Old Hickory chokes some on a swallow of black coffee he's just hoisted in; but he recovers enough to nod.

"Does he get the run?" says I.

"I neglected consulting you about it, Torchy," says he; "but his resignation has been called for."

"Filled the job yet?" says I.

"Fortunately, no," says he, and I knew by the way he squints that he thought he was bein' mighty humorous. "Possibly you could recommend his successor?"

"Yep, I could," says I. "Would it help any to have some one who was son in law to a Senator?"

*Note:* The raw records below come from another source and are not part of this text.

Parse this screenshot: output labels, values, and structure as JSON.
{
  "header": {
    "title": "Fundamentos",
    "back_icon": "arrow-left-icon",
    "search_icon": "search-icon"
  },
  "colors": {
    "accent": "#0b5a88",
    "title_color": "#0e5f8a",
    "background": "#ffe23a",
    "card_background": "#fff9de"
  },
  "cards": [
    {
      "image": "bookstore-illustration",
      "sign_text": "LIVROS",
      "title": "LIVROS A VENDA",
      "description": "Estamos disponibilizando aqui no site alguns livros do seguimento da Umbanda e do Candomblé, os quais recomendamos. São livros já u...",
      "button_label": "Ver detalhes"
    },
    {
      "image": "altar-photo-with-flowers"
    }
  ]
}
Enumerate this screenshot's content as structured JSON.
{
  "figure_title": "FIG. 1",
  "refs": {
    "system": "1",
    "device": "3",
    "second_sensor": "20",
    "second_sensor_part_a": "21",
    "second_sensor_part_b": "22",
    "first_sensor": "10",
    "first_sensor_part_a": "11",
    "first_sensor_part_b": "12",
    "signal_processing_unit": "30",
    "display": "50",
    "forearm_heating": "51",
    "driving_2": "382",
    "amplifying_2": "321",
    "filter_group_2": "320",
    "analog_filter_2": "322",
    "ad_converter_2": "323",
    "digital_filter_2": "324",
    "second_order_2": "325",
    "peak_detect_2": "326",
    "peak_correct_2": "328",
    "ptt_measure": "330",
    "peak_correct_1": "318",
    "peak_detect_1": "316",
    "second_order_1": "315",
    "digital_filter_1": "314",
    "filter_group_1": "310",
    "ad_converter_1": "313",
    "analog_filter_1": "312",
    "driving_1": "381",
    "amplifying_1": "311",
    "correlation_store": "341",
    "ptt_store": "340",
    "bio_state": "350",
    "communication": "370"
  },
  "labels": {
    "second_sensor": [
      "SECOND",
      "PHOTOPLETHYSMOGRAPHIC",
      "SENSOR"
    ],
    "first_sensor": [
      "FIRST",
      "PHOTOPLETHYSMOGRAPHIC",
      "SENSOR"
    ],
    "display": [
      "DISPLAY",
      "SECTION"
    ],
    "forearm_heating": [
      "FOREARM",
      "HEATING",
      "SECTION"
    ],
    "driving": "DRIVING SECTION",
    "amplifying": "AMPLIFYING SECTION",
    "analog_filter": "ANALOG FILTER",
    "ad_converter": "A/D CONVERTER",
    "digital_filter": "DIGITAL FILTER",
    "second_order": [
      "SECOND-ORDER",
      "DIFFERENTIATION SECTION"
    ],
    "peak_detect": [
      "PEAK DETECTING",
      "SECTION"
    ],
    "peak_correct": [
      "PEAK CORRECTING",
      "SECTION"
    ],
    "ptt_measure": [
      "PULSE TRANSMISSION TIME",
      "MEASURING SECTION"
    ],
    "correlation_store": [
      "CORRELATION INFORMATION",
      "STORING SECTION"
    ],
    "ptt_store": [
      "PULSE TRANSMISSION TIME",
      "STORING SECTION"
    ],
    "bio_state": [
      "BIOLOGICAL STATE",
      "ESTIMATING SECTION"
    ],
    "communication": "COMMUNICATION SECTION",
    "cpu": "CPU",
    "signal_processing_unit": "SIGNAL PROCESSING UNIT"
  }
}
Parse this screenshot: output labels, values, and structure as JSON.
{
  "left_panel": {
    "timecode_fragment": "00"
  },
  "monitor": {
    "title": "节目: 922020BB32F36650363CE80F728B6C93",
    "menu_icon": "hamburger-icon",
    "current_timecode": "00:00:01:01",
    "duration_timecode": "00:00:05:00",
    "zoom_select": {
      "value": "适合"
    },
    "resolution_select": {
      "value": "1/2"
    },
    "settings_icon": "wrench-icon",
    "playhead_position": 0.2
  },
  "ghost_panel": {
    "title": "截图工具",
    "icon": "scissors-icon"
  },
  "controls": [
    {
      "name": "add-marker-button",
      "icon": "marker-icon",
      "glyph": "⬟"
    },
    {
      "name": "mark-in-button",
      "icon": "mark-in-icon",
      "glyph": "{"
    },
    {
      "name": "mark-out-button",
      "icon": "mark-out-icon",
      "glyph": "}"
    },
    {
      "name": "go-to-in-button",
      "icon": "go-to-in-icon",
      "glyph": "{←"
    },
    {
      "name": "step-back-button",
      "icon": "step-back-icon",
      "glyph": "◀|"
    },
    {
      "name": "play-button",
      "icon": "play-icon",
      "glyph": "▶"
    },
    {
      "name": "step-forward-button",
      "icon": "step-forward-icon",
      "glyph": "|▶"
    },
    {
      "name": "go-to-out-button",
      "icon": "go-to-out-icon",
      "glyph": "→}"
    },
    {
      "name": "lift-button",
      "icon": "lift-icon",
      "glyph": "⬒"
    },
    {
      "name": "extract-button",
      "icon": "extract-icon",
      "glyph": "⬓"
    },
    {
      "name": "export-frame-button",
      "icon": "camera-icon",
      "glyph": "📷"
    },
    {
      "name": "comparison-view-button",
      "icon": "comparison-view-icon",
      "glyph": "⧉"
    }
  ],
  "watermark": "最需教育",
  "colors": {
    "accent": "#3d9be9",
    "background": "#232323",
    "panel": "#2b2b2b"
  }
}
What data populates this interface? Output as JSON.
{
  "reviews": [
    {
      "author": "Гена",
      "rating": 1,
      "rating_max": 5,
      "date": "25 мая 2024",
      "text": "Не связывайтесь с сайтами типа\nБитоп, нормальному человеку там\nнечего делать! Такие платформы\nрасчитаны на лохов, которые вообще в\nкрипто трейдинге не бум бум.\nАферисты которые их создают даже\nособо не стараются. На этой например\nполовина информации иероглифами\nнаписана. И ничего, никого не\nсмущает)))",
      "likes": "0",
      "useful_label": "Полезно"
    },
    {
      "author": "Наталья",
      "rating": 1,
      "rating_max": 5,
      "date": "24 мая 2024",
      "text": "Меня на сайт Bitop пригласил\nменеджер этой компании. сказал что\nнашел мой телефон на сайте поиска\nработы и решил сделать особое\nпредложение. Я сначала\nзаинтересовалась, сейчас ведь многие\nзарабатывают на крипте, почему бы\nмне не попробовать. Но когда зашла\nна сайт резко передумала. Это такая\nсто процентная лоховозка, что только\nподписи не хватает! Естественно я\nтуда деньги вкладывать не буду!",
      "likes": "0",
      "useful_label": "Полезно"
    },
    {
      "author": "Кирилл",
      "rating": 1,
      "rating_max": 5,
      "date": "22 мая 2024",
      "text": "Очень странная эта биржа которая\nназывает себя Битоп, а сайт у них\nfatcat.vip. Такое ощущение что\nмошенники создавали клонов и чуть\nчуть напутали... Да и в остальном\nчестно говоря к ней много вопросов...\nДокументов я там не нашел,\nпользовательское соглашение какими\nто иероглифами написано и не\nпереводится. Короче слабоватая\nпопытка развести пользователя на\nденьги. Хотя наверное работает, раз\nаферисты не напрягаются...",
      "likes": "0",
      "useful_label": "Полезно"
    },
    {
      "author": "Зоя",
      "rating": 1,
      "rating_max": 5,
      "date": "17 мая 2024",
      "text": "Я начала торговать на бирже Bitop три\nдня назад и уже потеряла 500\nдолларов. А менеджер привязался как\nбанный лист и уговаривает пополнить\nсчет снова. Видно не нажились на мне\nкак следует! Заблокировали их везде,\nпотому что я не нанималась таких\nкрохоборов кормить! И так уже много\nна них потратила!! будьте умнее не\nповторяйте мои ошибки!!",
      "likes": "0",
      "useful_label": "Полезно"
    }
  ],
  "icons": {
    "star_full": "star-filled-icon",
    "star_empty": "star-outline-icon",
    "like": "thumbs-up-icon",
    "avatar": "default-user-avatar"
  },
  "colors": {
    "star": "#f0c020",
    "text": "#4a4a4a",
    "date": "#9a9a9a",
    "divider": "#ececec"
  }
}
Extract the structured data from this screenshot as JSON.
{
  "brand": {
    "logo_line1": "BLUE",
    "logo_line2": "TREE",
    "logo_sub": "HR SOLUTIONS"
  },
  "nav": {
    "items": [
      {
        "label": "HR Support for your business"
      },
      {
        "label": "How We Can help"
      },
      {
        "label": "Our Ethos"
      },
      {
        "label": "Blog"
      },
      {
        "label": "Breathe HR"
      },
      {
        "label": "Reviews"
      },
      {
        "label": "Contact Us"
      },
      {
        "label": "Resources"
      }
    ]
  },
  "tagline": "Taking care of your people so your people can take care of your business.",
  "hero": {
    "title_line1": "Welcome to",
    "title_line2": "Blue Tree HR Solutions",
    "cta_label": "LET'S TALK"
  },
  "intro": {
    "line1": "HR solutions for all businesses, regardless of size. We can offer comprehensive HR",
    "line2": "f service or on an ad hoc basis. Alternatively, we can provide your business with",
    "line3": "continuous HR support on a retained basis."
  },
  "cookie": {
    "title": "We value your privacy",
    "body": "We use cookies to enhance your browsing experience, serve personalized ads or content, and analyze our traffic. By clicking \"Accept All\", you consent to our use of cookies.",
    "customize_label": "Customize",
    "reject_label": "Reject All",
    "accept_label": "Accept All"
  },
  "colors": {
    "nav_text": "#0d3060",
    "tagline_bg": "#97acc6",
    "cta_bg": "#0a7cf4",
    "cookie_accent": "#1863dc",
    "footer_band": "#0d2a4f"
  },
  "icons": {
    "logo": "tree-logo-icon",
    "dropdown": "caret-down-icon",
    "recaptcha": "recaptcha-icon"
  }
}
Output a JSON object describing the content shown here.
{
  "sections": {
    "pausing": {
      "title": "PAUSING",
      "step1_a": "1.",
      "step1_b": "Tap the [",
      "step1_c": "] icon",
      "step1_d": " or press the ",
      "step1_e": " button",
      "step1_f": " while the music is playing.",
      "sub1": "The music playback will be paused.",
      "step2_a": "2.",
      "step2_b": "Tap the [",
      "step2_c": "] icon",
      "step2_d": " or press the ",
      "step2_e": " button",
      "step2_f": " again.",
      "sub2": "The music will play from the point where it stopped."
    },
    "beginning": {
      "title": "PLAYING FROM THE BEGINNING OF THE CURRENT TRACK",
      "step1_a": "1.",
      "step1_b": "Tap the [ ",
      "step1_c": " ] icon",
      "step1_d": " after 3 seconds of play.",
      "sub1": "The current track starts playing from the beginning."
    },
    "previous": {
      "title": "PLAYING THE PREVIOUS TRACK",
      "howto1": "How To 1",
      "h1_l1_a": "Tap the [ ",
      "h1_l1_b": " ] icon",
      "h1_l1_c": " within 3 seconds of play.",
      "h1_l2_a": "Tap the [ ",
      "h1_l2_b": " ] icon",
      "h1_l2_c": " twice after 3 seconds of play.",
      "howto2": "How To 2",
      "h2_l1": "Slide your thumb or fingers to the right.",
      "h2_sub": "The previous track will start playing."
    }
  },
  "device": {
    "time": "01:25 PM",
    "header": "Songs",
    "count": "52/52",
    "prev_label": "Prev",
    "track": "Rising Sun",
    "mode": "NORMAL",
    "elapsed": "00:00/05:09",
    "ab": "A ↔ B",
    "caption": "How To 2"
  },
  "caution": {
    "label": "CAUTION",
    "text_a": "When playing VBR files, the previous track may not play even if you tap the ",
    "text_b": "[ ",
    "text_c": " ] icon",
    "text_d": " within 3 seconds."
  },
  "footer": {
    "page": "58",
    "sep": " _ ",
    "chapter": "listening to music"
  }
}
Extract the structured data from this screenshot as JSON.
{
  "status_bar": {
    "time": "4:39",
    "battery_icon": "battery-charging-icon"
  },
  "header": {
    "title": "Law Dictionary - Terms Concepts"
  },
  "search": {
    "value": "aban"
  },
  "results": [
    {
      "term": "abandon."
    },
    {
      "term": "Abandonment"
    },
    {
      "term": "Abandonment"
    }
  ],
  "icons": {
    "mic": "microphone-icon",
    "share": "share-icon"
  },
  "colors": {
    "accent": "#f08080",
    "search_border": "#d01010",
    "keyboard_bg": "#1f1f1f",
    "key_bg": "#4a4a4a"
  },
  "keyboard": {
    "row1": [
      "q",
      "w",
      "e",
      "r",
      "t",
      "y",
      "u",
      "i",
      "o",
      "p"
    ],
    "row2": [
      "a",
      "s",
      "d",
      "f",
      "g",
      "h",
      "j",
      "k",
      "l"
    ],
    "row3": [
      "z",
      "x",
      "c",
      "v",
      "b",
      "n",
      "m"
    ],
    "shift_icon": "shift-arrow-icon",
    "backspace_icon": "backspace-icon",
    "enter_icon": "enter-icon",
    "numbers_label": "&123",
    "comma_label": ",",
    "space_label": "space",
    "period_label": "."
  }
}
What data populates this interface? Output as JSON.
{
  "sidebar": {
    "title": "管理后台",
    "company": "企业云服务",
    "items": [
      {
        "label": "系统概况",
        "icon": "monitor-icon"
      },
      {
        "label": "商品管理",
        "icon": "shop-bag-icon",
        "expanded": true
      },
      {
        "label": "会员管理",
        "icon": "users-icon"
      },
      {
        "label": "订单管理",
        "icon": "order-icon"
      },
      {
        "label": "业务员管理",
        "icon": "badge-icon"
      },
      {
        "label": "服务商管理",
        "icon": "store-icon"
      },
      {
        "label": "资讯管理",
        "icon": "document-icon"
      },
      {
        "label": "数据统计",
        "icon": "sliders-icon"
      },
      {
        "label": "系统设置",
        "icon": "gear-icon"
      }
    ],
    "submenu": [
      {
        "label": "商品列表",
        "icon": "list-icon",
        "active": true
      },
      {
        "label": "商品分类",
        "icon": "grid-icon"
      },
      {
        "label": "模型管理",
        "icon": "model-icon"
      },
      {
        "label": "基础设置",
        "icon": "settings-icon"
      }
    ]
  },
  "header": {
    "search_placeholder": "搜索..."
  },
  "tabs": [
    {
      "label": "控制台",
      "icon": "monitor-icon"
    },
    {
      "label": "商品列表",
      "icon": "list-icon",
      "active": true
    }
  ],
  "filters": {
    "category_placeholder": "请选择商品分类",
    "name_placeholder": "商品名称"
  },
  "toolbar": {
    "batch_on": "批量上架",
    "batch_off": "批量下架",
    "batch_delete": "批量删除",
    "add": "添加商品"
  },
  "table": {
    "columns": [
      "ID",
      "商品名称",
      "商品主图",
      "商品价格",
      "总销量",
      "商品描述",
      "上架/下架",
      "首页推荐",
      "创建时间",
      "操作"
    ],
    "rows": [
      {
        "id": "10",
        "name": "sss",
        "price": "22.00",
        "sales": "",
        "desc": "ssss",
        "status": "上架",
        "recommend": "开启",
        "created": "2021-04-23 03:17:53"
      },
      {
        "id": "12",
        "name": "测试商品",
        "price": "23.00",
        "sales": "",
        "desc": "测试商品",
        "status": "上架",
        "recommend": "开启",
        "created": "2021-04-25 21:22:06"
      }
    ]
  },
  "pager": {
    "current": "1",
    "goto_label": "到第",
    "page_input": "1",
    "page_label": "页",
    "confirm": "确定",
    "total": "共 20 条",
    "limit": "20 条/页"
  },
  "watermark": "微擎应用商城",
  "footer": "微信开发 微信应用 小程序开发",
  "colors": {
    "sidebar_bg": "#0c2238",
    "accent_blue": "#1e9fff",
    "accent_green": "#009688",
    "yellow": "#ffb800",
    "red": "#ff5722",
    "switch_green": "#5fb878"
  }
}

"That," says Old Hickory, "would depend somewhat on which Senator was his father in law."

"Well," says I, "there's his card."

"Eh?" says he, readin' the name. "Why—who——"

"Mallory," says I. "You know—hitched last week. He's got the old boy up there to dinner now. Maybe he'll be taken on as the Senator's secretary if you don't jump in quick. He's a hustler, Mallory is. Remember how he skinned that big order out of Kazedky? And as an A. G. M. he'd be a winner. Well, does he get it?"

"Young man," says Old Hickory, catchin' his breath, "if my mental machinery worked at the high pressure speed yours does, I could——But I am not noted for being slow. I've done things in a hurry before. I can yet. Torchy, he does get it."

"When?" says I.

"To-morrow morning," says he. "I'll start him at five thousand."

"Whoop!" says I. "Say, you're a sport! I'll go up and deliver the glad news. Guess he needs it now as much as he ever will."

And, say, you should have seen the change of heart that comes over the Senator when he heard the bulletin. "Mallory, my boy," says he, "congratulations. And by the way, just remove that—er—imitation lamb stew. Then we'll all go down to some good hotel and have a real dinner."